Reps back INEC on delisted parties

on   /   in News 12:33 am   /   Comments

By Emman Ovuakporie

ABUJA—House of Representatives Committee on Electoral Matters, weekend, threw its weight behind the decision of Independent National Electoral Commission, INEC, to de-list 28 political parties.

The committee also disclosed that the Budget Office diverted a huge but undisclosed sum meant for INEC in the 2012 budget to a secret account, before the money was quickly returned to the commission when the legislators intervened.

The apex electoral body is empowered by Electoral Act 2010 as amended, and the 1999 Constitution to de-register political parties that would have defaulted on certain provisions relating to their existence in Nigeria.

Chairman of the Committee, Jerimon Manwe, PDP-Taraba, who gave his committee’s nod to the action of INEC, said the committee had no problems with INEC Chairman, Prof. Attahiru Jega’s decision to de-list the affected parties.
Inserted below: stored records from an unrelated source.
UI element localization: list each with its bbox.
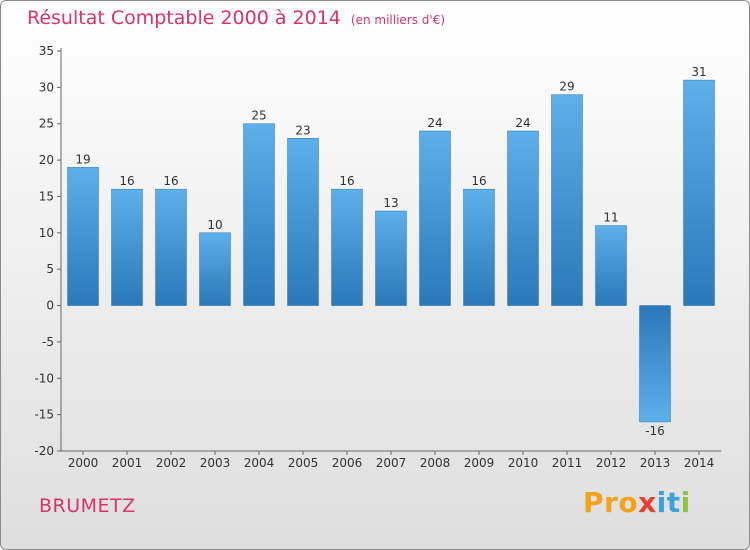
bar-2008 [419, 130, 451, 306]
value-label: 10 [207, 218, 222, 232]
y-tick-label: -15 [34, 408, 54, 422]
y-tick-label: -10 [34, 371, 54, 385]
bar-2006 [331, 188, 363, 306]
x-tick-label: 2002 [156, 456, 187, 470]
value-label: 16 [339, 174, 354, 188]
bar-2012 [595, 225, 627, 306]
y-tick-label: 10 [39, 226, 54, 240]
value-label: 29 [559, 80, 574, 94]
x-tick-label: 2005 [288, 456, 319, 470]
value-label: 25 [251, 109, 266, 123]
value-label: 13 [383, 196, 398, 210]
x-tick-label: 2012 [596, 456, 627, 470]
bar-2000 [67, 167, 99, 306]
title-text: Résultat Comptable 2000 à 2014 [27, 7, 341, 29]
x-tick-label: 2014 [684, 456, 715, 470]
y-tick-label: 15 [39, 189, 54, 203]
logo-part: i [680, 486, 691, 519]
value-label: 23 [295, 123, 310, 137]
x-tick-label: 2010 [508, 456, 539, 470]
y-tick-label: 25 [39, 117, 54, 131]
bar-2007 [375, 210, 407, 306]
value-label: 16 [471, 174, 486, 188]
y-tick-label: -5 [42, 335, 54, 349]
x-tick-label: 2000 [68, 456, 99, 470]
bar-2011 [551, 94, 583, 306]
x-tick-label: 2003 [200, 456, 231, 470]
y-tick-label: 30 [39, 80, 54, 94]
y-tick-label: 0 [46, 299, 54, 313]
bar-2014 [683, 79, 715, 306]
bars [67, 79, 715, 423]
unit-label: (en milliers d'€) [350, 13, 446, 27]
x-tick-label: 2004 [244, 456, 275, 470]
bar-2003 [199, 232, 231, 306]
value-label: 31 [691, 65, 706, 79]
value-labels: 19 16 16 10 25 23 16 13 24 16 24 29 11 -16 31 [75, 65, 706, 438]
y-tick-label: 35 [39, 44, 54, 58]
value-label: 24 [515, 116, 530, 130]
logo-part: it [656, 486, 681, 519]
value-label: 19 [75, 152, 90, 166]
value-label: -16 [645, 424, 665, 438]
bar-2010 [507, 130, 539, 306]
x-tick-label: 2001 [112, 456, 143, 470]
x-tick-label: 2011 [552, 456, 583, 470]
axes: 35 30 25 20 15 10 5 0 -5 -10 -15 -20 2000 2001 2002 200… [34, 44, 721, 470]
y-tick-label: -20 [34, 444, 54, 458]
y-tick-label: 5 [46, 262, 54, 276]
x-tick-label: 2008 [420, 456, 451, 470]
value-label: 16 [163, 174, 178, 188]
value-label: 11 [603, 211, 618, 225]
bar-2013 [639, 305, 671, 423]
y-tick-label: 20 [39, 153, 54, 167]
location-name: BRUMETZ [39, 495, 136, 517]
x-tick-label: 2007 [376, 456, 407, 470]
logo-part: Pro [583, 486, 639, 519]
x-tick-label: 2006 [332, 456, 363, 470]
chart-title: Résultat Comptable 2000 à 2014 (en millie… [27, 7, 445, 29]
logo-part: x [638, 486, 657, 519]
x-tick-label: 2013 [640, 456, 671, 470]
bar-2002 [155, 188, 187, 306]
proxiti-logo: Proxiti [583, 486, 691, 519]
value-label: 16 [119, 174, 134, 188]
bar-2009 [463, 188, 495, 306]
value-label: 24 [427, 116, 442, 130]
bar-2005 [287, 138, 319, 306]
x-tick-label: 2009 [464, 456, 495, 470]
bar-2001 [111, 188, 143, 306]
bar-2004 [243, 123, 275, 306]
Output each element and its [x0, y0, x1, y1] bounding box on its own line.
He said: “I, as a lawmaker, made the law, and INEC is supposed to implement the law and they are doing it.

“Why should I summon them for carrying out their duties as they have been asked to do, based on the Constitution?

“We are not saying there is no provision in the law to allow for freedom of association, but those associating must be guided by law. That is why laws are made.

“Laws are made to be obeyed. You are qualified to be President of this country. You are also qualified to be a member of the House of Representatives.

“However, there are guidelines that you need to follow right from the constitution. And so far INEC has done nothing wrong.”

He, however, dismissed suspicions that INEC might have played the script of a Peoples Democratic Party, PDP, agenda to foist a single-party system on the country.

He explained that both the constitution and electoral laws were made by all parties in the country, including the affected ones.

On 2015 election, he disclosed that INEC and other stakeholders would hold talks on the loopholes in the previous elections, with the hope of addressing them in subsequent polls.

Manwe said: “Was it PDP that wrote the constitution or the electoral act? The electoral act was the product of all political parties; we had APGA, PRP, ACN, ANPP, and several other parties who sat and made these laws.”